Compact L - Shorter barrel, slide, and more compact frame (13-round magazine capacity).

Compact Type M - Similar to the Compact L, but has a slimmer grip that accepts only a single stacked 8-round magazine.

Centurion - Shorter barrel and slide (like Compact), but with standard-sized frame that has a slightly shorter dust cover.

Beretta 92 - Wikipedia, the free encyclopedia


----------



## DanP_from_AZ (May 8, 2009)

trailblazer said:


> . . . i'd like to know the difference between the centurian & the compact models(9mm & .40). . .


Wow, I think I'm beating MR. BERETTA, Shipwreck, to the punch.
I had better be correct. OK, not a problem.
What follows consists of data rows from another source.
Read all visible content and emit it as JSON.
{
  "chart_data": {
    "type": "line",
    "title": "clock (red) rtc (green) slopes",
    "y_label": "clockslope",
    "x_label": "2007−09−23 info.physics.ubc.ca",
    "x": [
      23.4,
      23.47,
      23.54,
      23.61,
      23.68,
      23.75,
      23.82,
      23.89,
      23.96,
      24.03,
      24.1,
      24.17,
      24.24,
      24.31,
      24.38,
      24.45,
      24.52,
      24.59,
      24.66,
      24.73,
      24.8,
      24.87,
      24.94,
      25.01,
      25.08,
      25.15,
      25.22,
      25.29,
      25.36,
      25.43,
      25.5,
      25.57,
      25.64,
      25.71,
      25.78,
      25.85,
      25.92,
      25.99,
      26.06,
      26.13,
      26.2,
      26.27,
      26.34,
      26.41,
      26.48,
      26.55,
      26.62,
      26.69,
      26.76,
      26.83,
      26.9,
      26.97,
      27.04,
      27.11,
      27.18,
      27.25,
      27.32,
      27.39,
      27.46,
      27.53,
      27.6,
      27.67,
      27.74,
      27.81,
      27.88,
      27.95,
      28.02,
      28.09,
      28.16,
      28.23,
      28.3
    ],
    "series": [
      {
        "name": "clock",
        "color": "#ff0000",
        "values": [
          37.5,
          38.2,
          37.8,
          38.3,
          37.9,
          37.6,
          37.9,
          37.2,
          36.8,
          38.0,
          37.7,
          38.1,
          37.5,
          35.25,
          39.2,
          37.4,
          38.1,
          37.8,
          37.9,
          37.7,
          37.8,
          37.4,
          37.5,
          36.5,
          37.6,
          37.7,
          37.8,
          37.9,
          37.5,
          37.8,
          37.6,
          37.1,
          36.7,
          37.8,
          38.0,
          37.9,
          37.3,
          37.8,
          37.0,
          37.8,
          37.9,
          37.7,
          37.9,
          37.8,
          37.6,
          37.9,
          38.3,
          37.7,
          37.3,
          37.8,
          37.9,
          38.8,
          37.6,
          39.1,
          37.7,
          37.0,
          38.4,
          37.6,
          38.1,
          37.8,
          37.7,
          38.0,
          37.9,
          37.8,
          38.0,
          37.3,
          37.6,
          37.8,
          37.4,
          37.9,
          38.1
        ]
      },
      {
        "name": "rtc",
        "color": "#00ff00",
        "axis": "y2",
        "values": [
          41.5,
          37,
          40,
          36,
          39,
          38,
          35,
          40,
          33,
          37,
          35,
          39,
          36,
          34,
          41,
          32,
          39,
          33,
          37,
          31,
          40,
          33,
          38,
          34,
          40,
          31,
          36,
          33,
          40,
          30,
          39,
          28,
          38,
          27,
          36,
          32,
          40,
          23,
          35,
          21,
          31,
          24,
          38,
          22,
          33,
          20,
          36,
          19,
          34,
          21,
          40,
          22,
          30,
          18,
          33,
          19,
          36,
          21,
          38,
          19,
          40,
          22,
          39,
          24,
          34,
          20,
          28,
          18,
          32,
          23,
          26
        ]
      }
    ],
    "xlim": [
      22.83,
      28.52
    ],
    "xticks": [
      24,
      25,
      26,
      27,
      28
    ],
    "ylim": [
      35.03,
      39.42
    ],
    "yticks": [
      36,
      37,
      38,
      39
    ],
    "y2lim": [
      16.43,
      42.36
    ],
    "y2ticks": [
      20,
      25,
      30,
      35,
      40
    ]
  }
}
If I'm wrong, he will set us straight !:mrgreen:

Look at Shipwreck's pictures of all his Berettas. 
1. The Centurion has the Compact's short barrel and slide. 5/8" shorter. Shorter dust cover also.
2. And it has the full length grip/mag. 15 rds. instead of the Compact's 13.

As you can see, not really a lot of difference between regular 92 and the "Compact" version.
Boy oh boy, I sure hope I got this correct. :smt1099


----------



## Shipwreck (Jan 26, 2006)

Yes, U guys beat me to the punch and gave the info out...

Also, unfortunately, Centurions are no longer in production - the Compact has just been imported again. So, you can get a new one of those.

I'd love a Type M, but mags are expensive. And, those are no longer in production either


----------



## trailblazer (Feb 10, 2010)

thanx guys, i appreciate the info.

TB


----------